My nephew, Parker J. Maynard, a 2013 graduate of Novi High School in Michigan.

My nephew, Parker J. Maynard, a 2013 graduate of Novi High School in Michigan.

By Micheline Maynard

I got my license the fall that I turned 16. I took driver’s ed from my high school during the summer, practiced a bit with my family, and then went down for my driving test. Voila! I was licensed to drive.

That was back in the 20th century, and getting a license isn’t that easy for many teens. For one thing, schools are by and large out of the driver’s ed business. And, many teens aren’t motivated to get their licenses, at least not the moment they are eligible. That’s one of the 10 big ideas we’re exploring at Curbing Cars. (See our previous story here.)

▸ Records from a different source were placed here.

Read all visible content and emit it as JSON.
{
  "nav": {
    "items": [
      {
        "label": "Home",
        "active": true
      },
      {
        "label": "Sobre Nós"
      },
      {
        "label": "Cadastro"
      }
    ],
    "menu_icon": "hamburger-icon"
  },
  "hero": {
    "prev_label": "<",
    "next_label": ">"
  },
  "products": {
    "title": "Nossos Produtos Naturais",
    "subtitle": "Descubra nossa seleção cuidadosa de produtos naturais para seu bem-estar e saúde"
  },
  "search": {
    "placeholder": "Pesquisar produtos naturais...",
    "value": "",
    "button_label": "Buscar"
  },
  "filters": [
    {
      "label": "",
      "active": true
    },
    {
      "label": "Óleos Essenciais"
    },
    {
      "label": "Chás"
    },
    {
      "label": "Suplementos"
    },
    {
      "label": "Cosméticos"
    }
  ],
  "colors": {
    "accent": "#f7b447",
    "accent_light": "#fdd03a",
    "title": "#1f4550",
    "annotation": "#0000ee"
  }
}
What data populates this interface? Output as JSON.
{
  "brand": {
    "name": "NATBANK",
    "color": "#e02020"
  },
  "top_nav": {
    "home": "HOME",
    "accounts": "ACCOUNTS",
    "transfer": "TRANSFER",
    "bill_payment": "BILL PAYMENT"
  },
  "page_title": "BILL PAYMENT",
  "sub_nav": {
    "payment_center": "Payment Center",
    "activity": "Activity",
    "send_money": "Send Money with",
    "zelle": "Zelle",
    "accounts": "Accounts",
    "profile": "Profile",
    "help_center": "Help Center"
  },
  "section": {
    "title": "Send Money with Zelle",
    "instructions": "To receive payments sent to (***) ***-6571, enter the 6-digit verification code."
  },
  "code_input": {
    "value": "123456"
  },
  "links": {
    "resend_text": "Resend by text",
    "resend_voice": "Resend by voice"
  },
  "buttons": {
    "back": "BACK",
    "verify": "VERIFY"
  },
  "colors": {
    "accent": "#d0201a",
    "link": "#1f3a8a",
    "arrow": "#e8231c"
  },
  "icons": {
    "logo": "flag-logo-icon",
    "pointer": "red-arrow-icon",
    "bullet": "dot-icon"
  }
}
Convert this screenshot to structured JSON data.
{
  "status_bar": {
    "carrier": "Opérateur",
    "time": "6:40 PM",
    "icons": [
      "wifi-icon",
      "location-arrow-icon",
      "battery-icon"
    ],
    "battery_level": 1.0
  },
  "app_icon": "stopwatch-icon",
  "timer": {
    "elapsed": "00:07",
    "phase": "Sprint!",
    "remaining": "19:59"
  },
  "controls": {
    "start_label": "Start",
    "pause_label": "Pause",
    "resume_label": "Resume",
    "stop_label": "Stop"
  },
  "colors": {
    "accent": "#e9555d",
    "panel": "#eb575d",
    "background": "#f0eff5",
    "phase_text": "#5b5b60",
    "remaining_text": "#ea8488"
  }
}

The latest statistics show that only 28 percent of 16-year-olds have their licenses. That’s down from 46 percent in 1983, according to federal state and an analysis by the University of Michigan.

The numbers go up after high school graduation. About 70 percent of 19-year-olds have their licenses. But that’s still down from 87 percent in 1983.

This is a factor in why driving is down for the overall population, one of the major issues we are studying at Curbing Cars.

There is a variety of reasons why, but here are the three biggest ones.

  • Changes in state driving laws. Prompted by fears over teen crashes, and especially when teens were drinking, a number of states tightened restrictions on getting licenses. Some don’t allow teens alone in a car until they are 18. Others require teens to drive a number of hours with an adult before they can get their full license.
  • The economy. Cars are expensive, and teens are finding it harder than ever to get jobs. The rise in gas prices to the $4 range eats into a teen’s budget. Insurance, even if it’s on a parent’s policy, costs a lot, and the economy has affected parents significantly, too. Instead, teens rely on their bikes, the bus and skateboards, or they walk places.
  • Social trends. In previous generations, teens needed cars to escape from their parents. Now, all they have to do is put on headphones and log into a mobile device. Meanwhile, helicopter parents are all too willing to drive teens where they want to go, rather than risk having them out on the road. And, it’s much cooler to make a video or mix a playlist than to be out driving nowhere.

There are plenty of teens who love to drive (check out our friends at Jalopnik for proof). But the disinterest in driving among people under 20 is a reason for the overall drop in driving, and that will have long-lasting effects.